Reviews of The Ballad of Desmond Kale by Roger McDonald. |
[This novel has been shortlisted for the 2006 Miles Franklin award.]
[This novel has been shortlisted for the 2006 Miles Franklin award.]
Description from the publisher's page:
"In the early 1800s, out of the prison society of governors, redcoats, English gaolers, Irish convicts, and the few free settlers of Botany Bay, one had entured much farther inland than a few dozen miles from Sydney into the vast territory claimed, New South Wales. Or so it was believed until the escape of Desmond Kale and the vengeance of his rival, the wildly eccentric parson magistrate Matthew Stanton. THE BALLAD OF DESMOND KALE is Roger McDonald's broad-sweeping novel of the first days of British settlement in Australia. At the centre is Stanton's pursuit of Kale - an Irish political prisoner and a rebelliously brilliant breeder of sheep. The alchemy of wool fascinates, threatens, and transforms when it is discovered that fine wool thrives in New South Wales as nowhere else in in the world, producing veritable gold on sheep's backs. The laying to waste of Spain (Britain's chief supplier of fine wools) at the end of the Napoleonic wars, opens vast new opportunities of supply. THE BALLAD OF DESMOND KALE is both a love story of unusual interest and an epic novel of greed, ambition, conceit, and redemption. The novel is rich in its characterisations and the rawness of its settings, vigour of language, and vividness of personality. The action moves from the early Australian bush to the halls of Westminster, the mills of Yorkshire, the sierras of Spain, the wilds of the Southern Ocean, and returns at last into the far outback for its finale. Once the ballad is sung, ordinary experience is heightened, the world can never be the same again. A brilliant and inspired recreation of the early days of white Australian settlement by one of Australia's finest writers working at the height of his powers."
There don't seem to be any reviews of this novel which react badly to it. All reviewers seem to think it's a pretty impressive piece of work. Peter Pierce in "The Age", can
lead us off as well as anyone, and probably better than most: "McDonald's is a big, ambitious book, a winding tale that takes its due time. There are detours for intriguing subplots - a pregnancy, a feud between half-brothers, a shipwreck, the attempted theft of a map to the fabled inland of the colony, political intrigue over the governing of NSW. There is much detail about the breeding of sheep - the quality of their wool in consequence, the character of the men who are expert in this."

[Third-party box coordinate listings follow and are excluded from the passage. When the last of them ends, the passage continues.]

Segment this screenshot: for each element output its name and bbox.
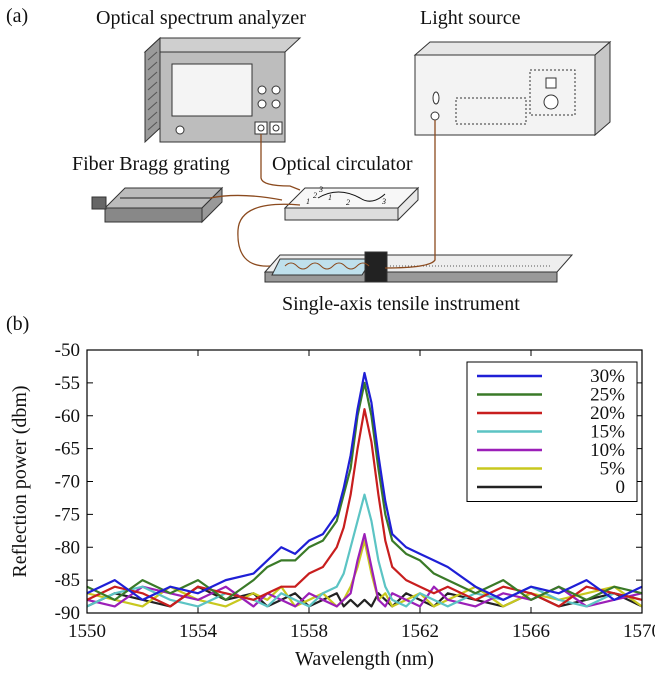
port-label: 3 — [318, 185, 323, 194]
x-tick-label: 1570 — [623, 621, 655, 642]
fiber — [209, 120, 436, 269]
panel-label: (a) — [6, 5, 28, 27]
y-tick-label: -55 — [55, 373, 80, 394]
port-label: 1 — [328, 193, 332, 202]
y-tick-label: -50 — [55, 340, 80, 361]
plot-frame — [86, 349, 643, 614]
legend-label: 5% — [600, 459, 626, 480]
y-tick-label: -75 — [55, 504, 80, 525]
y-tick-label: -65 — [55, 439, 80, 460]
device-label: Single-axis tensile instrument — [282, 293, 520, 315]
light-source-device — [413, 40, 612, 137]
legend-label: 15% — [590, 422, 625, 443]
y-tick-label: -90 — [55, 603, 80, 624]
device-label: Optical circulator — [272, 153, 413, 175]
x-tick-label: 1550 — [68, 621, 106, 642]
y-tick-label: -60 — [55, 406, 80, 427]
port-label: 2 — [346, 198, 350, 207]
x-axis-title: Wavelength (nm) — [295, 648, 434, 670]
tensile-instrument — [263, 251, 574, 283]
legend-label: 20% — [590, 403, 625, 424]
series-line — [87, 408, 642, 608]
x-tick-label: 1554 — [179, 621, 218, 642]
series-line — [87, 585, 642, 608]
osa-device — [143, 36, 302, 144]
legend-label: 30% — [590, 366, 625, 387]
port-label: 1 — [306, 197, 310, 206]
series-line — [87, 381, 642, 601]
y-tick-label: -70 — [55, 472, 80, 493]
device-label: Fiber Bragg grating — [72, 153, 230, 175]
x-tick-label: 1558 — [290, 621, 328, 642]
legend-label: 25% — [590, 385, 625, 406]
series-line — [87, 539, 642, 608]
panel-label: (b) — [6, 313, 29, 335]
y-tick-label: -85 — [55, 570, 80, 591]
x-tick-label: 1566 — [512, 621, 550, 642]
y-tick-label: -80 — [55, 537, 80, 558]
circulator-plate — [283, 186, 420, 222]
x-tick-label: 1562 — [401, 621, 439, 642]
port-label: 2 — [313, 191, 317, 200]
legend-label: 10% — [590, 440, 625, 461]
legend-label: 0 — [616, 477, 626, 498]
y-axis-title: Reflection power (dbm) — [9, 385, 31, 577]
series-line — [87, 493, 642, 608]
series-line — [87, 533, 642, 608]
device-label: Light source — [420, 7, 521, 29]
device-label: Optical spectrum analyzer — [96, 7, 306, 29]
port-label: 3 — [381, 197, 386, 206]
fbg-stage — [91, 186, 224, 224]
series-line — [87, 371, 642, 601]
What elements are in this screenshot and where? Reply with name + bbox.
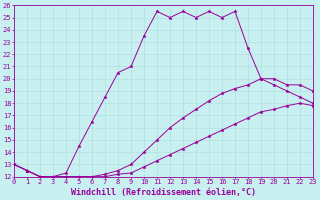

In "Australian Book Review", Michael Williams starts off a bit fixated on the sheep aspect: "How much do you care about sheep? I mean really care about sheep. Because The Ballad of Desmond Kale is up to its woolly neck in them." He does go on from there, which is a blessing: "It's an unusual and inspired variation on the classic Australian colonial novel of hunters for fortune, for identity and for redemption." But Williams does have a few words of caution to impart along with the praise. "This
is a big book that spends a little too long luxuriating in the fun of its grandeurs and at points fails to sustain its narrative drive. The big historical novels that it seems to be emulating have a much clearer sense of focus and of forward momentum. But McDonald does embrace adventure, and at its best, with betrayals and love, ship-wrecks and double-crosses, this is a rollicking good read."
Stella Clarke also considers at the novel in "The Weekend Australian" and is pretty impressed: "Roger McDonald is a riot. This story is balladry of distinction, laid out in prose. He combines a love of intrigue and high adventure with a defiant, lyrical, vigorous way of telling...Here are art and excitement, mixed to magnificent strength. Here are pain and passion, eased through the circumspect medium of a charismatic, old-fashioned style, then springing at you in a gutsy twist of phrase."
Phil
Brown, at "The Brisbane News" probably sums it up for all of us: "This is one of the must-read Australian books of 2005." And it comes as no surprise, to me at least, that I'm still to read it and it's now mid-2006.